Les principales motivations d'un étudiant étranger pour venir en France sont, tout d'abord, la qualité et la réputation de l'enseignement, en deuxième lieu, le style de vie – culture, loisirs, gastronomie… –, en troisième lieu, la valeur des diplômes, enfin, l'apprentissage du français ou l'amélioration de sa connaissance. L'apprentissage de la langue vient en effet en dernier. Ainsi des étudiants chinois qui n'ont pas appris le français en Chine ne viendront jamais dans notre pays, sauf si nous développions considérablement les cours dispensés en anglais, et encore n'est-ce pas sûr.

Par ailleurs, la France attire-t-elle surtout des profils « haut diplômés » ou le spectre est-il plus large ?

En réalité, la répartition des étudiants par niveau reste stable : 45 % en licence, 43 % en master et 12 % en doctorat. Une particularité en France est que 40 % des doctorants y sont étrangers : sans les étudiants étrangers, nous n'aurions que très peu de doctorants. 60 % de ces doctorants aimeraient avoir la possibilité de rester en France, mais moins de 20 % arrivent à y acquérir une première expérience professionnelle à l'issue de leur doctorat. Concernant les étudiants de niveau licence et master, nous ne disposons pas vraiment de statistiques.

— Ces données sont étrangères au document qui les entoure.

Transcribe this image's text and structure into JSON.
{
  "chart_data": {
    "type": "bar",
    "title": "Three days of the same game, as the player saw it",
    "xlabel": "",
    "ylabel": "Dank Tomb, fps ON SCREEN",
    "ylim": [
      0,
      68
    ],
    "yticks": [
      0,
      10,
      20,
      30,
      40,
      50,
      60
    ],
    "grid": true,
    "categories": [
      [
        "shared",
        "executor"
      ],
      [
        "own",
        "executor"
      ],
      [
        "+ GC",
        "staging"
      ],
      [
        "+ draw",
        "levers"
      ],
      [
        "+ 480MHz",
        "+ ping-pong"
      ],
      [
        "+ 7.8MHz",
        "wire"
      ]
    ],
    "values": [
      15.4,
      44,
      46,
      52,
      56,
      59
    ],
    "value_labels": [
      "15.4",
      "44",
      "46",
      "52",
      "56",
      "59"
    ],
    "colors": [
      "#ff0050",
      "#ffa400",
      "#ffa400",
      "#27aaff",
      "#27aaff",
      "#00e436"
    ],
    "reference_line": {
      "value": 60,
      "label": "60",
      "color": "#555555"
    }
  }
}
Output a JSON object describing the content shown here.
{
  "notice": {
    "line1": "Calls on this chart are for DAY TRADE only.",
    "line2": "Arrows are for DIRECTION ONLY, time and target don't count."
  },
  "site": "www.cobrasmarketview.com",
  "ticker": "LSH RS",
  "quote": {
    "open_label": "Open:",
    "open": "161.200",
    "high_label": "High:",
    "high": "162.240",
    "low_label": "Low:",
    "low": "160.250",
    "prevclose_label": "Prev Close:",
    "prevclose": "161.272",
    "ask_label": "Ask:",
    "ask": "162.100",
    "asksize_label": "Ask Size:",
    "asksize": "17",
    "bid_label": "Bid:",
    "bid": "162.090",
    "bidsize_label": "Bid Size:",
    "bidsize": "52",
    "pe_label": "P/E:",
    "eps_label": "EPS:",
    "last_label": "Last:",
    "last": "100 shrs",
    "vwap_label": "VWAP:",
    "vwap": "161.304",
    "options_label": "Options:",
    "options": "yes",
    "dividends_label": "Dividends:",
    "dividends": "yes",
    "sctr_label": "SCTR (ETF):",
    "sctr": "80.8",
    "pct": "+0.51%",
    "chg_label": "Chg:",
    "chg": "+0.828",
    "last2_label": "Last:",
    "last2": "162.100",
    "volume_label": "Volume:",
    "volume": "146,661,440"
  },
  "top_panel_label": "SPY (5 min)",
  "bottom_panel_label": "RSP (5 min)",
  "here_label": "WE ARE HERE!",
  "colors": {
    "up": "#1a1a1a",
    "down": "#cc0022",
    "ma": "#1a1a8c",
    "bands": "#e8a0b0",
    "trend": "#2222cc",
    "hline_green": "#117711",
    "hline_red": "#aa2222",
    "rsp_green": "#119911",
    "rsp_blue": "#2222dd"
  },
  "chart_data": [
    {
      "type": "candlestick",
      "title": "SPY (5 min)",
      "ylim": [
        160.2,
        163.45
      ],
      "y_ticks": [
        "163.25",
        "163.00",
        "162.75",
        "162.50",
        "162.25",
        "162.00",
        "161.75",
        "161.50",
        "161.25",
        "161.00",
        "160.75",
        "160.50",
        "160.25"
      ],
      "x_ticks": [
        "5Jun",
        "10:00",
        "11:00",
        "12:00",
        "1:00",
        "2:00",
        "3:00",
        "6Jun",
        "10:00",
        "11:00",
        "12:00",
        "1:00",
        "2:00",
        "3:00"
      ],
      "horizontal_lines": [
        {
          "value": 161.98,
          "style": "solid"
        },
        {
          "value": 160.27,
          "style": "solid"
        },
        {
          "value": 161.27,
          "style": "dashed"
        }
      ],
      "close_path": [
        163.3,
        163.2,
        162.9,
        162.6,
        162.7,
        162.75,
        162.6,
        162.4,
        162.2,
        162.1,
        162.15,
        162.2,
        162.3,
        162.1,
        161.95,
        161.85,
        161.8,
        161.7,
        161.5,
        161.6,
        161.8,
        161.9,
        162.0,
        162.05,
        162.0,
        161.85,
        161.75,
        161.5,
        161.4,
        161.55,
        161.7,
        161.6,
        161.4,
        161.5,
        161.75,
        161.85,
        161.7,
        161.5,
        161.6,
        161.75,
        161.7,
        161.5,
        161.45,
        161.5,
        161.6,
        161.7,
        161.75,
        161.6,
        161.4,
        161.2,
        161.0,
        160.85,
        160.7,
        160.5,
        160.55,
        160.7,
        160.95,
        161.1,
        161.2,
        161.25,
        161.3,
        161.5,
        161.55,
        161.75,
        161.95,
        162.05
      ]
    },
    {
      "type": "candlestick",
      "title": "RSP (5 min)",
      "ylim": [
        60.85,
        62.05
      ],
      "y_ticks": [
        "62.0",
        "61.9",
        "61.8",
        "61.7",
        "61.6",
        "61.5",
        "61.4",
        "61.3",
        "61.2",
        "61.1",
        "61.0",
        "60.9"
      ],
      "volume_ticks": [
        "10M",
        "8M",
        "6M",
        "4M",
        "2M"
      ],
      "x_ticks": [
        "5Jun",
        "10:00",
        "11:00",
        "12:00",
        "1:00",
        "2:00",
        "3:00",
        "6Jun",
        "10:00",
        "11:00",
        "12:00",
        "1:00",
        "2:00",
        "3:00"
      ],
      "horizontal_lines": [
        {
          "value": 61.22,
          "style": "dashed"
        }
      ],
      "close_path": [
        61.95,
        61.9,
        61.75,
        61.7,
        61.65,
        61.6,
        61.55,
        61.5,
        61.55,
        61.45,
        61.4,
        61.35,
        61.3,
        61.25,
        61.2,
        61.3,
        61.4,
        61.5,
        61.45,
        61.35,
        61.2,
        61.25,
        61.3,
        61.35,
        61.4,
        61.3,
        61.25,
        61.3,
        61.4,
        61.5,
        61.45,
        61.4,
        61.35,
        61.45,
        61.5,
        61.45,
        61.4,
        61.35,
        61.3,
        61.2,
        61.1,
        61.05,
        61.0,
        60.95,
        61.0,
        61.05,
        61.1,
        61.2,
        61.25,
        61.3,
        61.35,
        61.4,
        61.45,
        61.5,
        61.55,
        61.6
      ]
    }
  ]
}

Le départ des jeunes Français à l'étranger s'accélère-t-il ? Je dirais plutôt qu'il se normalise. Avec 1,6 million de Français expatriés, on est très en-dessous de la Grande-Bretagne qui a 4,8 millions de ses ressortissants à l'étranger, l'Allemagne 4,2 millions et l'Italie 3,5 millions. À plus de 60 %, les Français expatriés sont installés en Europe : Suisse, Belgique, Allemagne, Angleterre…, ce qui correspond aux pays où ils ont fait leurs études. 60 % des étudiants français qui vont faire leurs études à l'étranger le font en Europe, mais l'Europe, qui est un peu notre patrie, n'est plus vraiment l'étranger. Il y a un lien évident entre la destination d'étude et le pays d'expatriation.

La balance entre les jeunes Français qui partent et les jeunes étrangers qui viennent est-elle équilibrée ? Non. En effet, on dénombre 65 000 Français qui partent, tandis que 290 000 étrangers viennent. Toutefois, avec 65 000 jeunes partant étudier à l'étranger, nous nous classons quand même en très bonne position pour l'envoi d'étudiants à l'étranger, puisque seuls la Chine, l'Inde, l'Arabie saoudite en envoient plus que nous. Derrière nous, on trouve les États-Unis, la Malaisie, le Vietnam, l'Iran, la Turquie, l'Italie, la Russie…

Je veux souligner que cette mobilité sortante est un marqueur social considérable. Sur ces 65 000 étudiants, 40 000 en effet viennent des grandes écoles, alors même que le nombre d'étudiants dans ces établissements est infiniment plus faible qu'à l'université.